The Ty Dawson series is set in mid-1970s rural Oregon. Ty is a Korean War combat veteran, a former Army officer, and a third-generation cattleman in southeastern Oregon. The 1970s bring a great deal of change with them, and small-town Oregon was not immune to the effects of the dawning of the Age of Aquarius. Ty Dawson is asked (some might say ‘Shanghai’d’) into assisting the local cops in heading off the threat represented by the arrival of an outlaw motorcycle gang into the valley. Cultures clash, values clash, people clash. Violently.

These two men, though somewhat iconic, are operating in a world that neither man completely understands. Each brings his own skillset and moral compass (or lack of one) to the situation, and has to deal with the consequences in his own way, through his own filter. These two are very different men, and I am not at all certain how they would get along with one another. I think, however, that each of these men represent a bulwark against wrongdoing, and have the skills to accomplish their aims.
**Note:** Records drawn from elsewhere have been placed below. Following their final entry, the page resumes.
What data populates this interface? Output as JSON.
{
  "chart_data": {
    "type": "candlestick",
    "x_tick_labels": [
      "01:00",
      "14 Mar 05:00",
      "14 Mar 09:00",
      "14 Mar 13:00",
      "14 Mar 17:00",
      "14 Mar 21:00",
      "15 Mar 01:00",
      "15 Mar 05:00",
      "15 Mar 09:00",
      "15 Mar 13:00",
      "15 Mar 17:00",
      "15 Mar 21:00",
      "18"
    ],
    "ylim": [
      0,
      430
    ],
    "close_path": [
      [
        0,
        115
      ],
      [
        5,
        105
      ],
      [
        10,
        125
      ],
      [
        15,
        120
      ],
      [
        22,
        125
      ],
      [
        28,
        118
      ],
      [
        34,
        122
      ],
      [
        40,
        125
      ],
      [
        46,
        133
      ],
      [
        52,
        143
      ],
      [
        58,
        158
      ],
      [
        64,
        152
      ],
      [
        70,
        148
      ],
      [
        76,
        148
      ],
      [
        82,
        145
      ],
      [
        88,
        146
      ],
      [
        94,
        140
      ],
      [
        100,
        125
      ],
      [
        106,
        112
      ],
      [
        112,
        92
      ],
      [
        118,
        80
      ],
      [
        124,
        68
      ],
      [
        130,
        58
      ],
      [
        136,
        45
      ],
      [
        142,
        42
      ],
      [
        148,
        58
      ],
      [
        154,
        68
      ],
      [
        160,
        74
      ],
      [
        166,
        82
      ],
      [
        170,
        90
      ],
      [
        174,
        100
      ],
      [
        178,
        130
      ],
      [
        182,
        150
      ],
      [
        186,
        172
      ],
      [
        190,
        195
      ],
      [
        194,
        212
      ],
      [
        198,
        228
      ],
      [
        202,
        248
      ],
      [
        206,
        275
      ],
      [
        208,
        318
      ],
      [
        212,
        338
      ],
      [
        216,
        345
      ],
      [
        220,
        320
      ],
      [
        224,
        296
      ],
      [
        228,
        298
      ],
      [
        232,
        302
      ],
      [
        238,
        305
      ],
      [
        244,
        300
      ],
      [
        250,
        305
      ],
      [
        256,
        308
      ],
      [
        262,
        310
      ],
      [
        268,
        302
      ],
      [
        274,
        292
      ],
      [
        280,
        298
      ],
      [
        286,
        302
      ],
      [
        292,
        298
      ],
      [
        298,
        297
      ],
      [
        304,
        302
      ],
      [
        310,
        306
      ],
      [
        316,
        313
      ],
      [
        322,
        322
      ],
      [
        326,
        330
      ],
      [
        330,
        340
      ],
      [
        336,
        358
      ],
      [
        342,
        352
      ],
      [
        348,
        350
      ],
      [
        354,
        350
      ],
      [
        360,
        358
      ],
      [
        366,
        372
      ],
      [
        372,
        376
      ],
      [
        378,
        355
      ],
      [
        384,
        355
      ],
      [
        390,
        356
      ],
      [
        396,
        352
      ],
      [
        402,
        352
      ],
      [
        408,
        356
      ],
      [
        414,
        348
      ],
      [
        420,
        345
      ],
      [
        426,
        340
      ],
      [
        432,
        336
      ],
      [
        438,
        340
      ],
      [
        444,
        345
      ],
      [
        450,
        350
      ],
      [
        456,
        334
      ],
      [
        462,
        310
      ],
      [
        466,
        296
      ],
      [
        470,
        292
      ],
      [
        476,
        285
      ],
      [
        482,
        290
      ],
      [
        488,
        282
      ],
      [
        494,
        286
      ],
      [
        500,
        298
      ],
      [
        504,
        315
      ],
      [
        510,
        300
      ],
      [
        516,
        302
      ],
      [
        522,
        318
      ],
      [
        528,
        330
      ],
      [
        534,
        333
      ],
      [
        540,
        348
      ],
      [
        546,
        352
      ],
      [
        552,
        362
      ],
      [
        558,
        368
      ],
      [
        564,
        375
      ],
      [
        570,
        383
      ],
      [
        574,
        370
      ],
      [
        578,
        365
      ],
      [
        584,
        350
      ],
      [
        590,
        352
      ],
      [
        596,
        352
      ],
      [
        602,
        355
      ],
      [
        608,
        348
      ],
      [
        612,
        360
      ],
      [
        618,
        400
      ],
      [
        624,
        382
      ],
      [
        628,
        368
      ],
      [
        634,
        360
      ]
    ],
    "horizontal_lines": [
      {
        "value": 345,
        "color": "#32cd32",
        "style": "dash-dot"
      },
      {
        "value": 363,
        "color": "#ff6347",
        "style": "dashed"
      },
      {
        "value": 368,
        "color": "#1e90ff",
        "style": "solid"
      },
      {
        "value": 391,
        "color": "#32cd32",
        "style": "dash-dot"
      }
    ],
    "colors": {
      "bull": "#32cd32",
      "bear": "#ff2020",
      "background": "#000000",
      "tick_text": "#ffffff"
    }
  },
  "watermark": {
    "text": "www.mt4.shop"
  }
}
You might be well advised to get out of their way, though, if you see them coming.

Much of your work is either set in or revolves around events from the 70s. Why does that decade resonate with you as a writer?

As I mentioned earlier, the 1970s is a time that I grew up in. It was a decade in which I passed through my teens, listened to the music, and was exposed to much of the cultural upheaval that we all were during that time: Watergate, Vietnam War, gas shortages, riots, NYC bankruptcy, Zodiac Killer, Manson family…  And, to top it off, recorded music had never—literally never—been so popular, or polarizing.

It is a magical backdrop against which to set a story. And for me, it has the added bonus of being one that I remember how it looked, and how it felt, and what it sounded like, and how people spoke. What I was not so much aware of, though, were the underlying tensions that had created all of that upheaval. Now, as I research my books, it is fascinating to revisit the cultural events that shaped the stage-set of the world I grew up in, and to do so with the eyes of an adult. I have a far better and more empathetic understanding as to the worries that my parents, no doubt, held in their hearts for us, as children.

Plus, the music is cool. Did I mention that?

You have two series, plus the standalone Rain Dogs. With seven successful novels under your belt, what do you think writers just starting out should know as they try to break into this industry?

This is a team sport.

The writing part, you do all by yourself; the rest of it requires a great deal of professional insight, assistance and forbearance.

Listen.

Be nice.

Be supportive of your fellow writers.

Allow them to be supportive of you.

Have fun.

Do your research.

Know your characters intimately, and know your setting equally as well. Each element informs the other.

Don’t believe your own bullshit.

Don’t believe other peoples’ bullshit, either.

Give criticism honestly, but kindly. Deliver compliments the same way.

Be humble.

Be grateful. We’re all fortunate as hell to be able to do this thing we do.

How would you categorize the types of books you write?

Probably “Literary Thriller.”

I would say that the thread that runs through all my books is an effort to step up the language and the architecture of the stories, taking the traditional forms of hard boiled and/or noir and bringing something a little new and different to them.

What are you working on now?

Just now wrapping up the manuscript for the third Ty Dawson thriller.

Final Words of Wisdom:

There’s no right or wrong way to do your work, other than you’ve got to finish what you start if you ever want to see it published.

Procrastination is poison, so write that next scene whether you feel like it or not—or, write a different scene. Just write.

Some days it will feel like what you wrote is crap.

Some days it will feel like it is pure freaking genius.

Don’t believe either of those perceptions. Both of them are probably wrong.

Just be sure to finish the damn book, then you’ll know for sure.